El-Ariss’s excavation of his past immerses readers in his youth in war-torn Beirut and his subsequent journey across the world. El-Ariss, who chairs the Middle Eastern Studies program at Dartmouth, ranges through literature, language, mythology, religion, and history to illuminate his experience and the experience of his country as a whole. Thus, a vivid account of his family’s efforts to cope with wartime water shortages weaves in the Book of Job, the story of Hagar and the Zamzam Spring, the symbol of the cupbearer in Arabic and Persian poetry, and more. Later, in recalling a brief trip to Cyprus with his mother, he recounts his mother’s use of the Arabic word mina, port, to confirm their destination to the Cypriot taxi driver—a term that reflects the long seafaring history and linguistic ties between countries along the Mediterranean coast. “The exchange of the word mina between my mom and the driver was like the utterance of a magic word that suddenly reconnected a landscape and a people that were torn apart by a century of wars.”

Such instances give the book a rich and varied texture, providing vital glimpses into the region’s complex history, culture, and dynamics. Even more compelling, however, are the author’s intimate recollections of his family members and of everyday life in Lebanon: his family’s and friends’ frequent trips to the beach to grasp some semblance of normalcy amid the falling bombs; his father, the tough, competent physician and charming raconteur; his formidable grandmother and great aunt who came of age during World War I and “learned how to dress and love and cook against a backdrop of famine and genocide”; the beguiling smell of the sea and the stubborn beauty of the coastline. 

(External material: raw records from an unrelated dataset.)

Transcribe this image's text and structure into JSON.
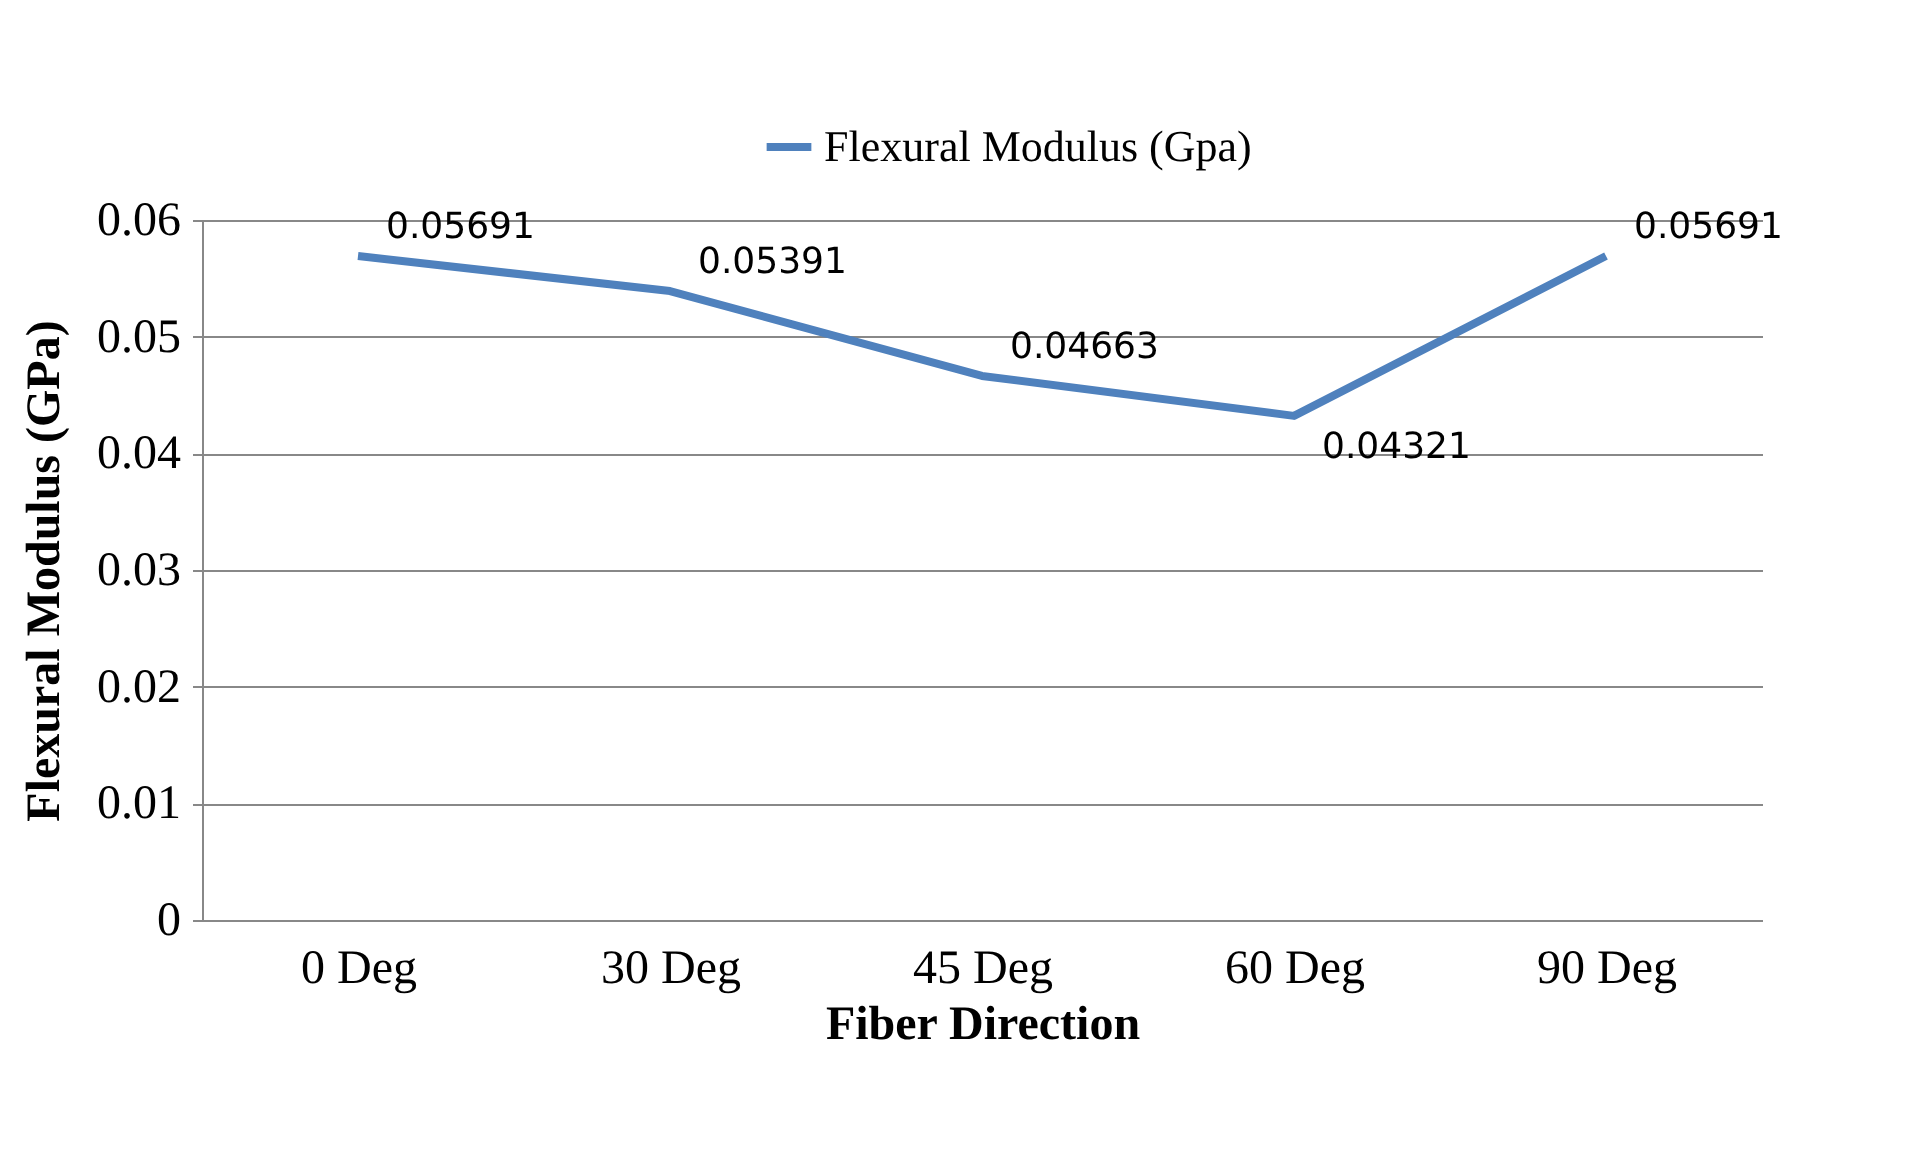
{
  "chart_data": {
    "type": "line",
    "xlabel": "Fiber Direction",
    "ylabel": "Flexural Modulus (GPa)",
    "categories": [
      "0 Deg",
      "30 Deg",
      "45 Deg",
      "60 Deg",
      "90 Deg"
    ],
    "series": [
      {
        "name": "Flexural Modulus (Gpa)",
        "color": "#4f81bd",
        "values": [
          0.05691,
          0.05391,
          0.04663,
          0.04321,
          0.05691
        ]
      }
    ],
    "ylim": [
      0,
      0.06
    ],
    "yticks": [
      0,
      0.01,
      0.02,
      0.03,
      0.04,
      0.05,
      0.06
    ],
    "grid": "y",
    "legend": "top",
    "data_labels": true,
    "marker": "none",
    "line_style": "solid"
  }
}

In a similar vein, El-Ariss explores his own coming of age with candor and curiosity. Who did he become, he asks, as a result of the time and place and family in which he grew up? He offers poignant glimpses of his burgeoning teenage fascination with literature—a passion which “made [him] believe in a world that coexists with ours”—his search for belonging in high school and college, his intense loneliness upon moving to the U.S. for graduate school, and his body’s painful and bewildering response to the aftereffects of war.

In the process, he sheds light on the arbitrary nature of borders, geographical, sectarian, and otherwise—the way they work to limit and define us, and, in the case of wartime Lebanon, cost people their lives. Hence his devastation near the book’s closing when, in New York on 9/11, he watches the specter of war descend on his beloved adopted city. “It wasn’t just the violent attacks, the devastation downtown, or the dead and the missing, but that suddenly we all had to explain how we fit into a single algorithm of identity.” 

Is there ever a possibility of escape? If not, how does one live with war and find a sense of home? As in any effective memoir, the power here lies in connecting and making meaning of the pieces one can gather, even as answers remain elusive. This is a book that grapples not only with loss but with the sustaining elements of life: family, friendship, art, music, shared meals, passions and pleasures great and small. The departed breathe again in its pages; language becomes one more means of survival. The result is a vibrant, memorable work that is resolutely alive.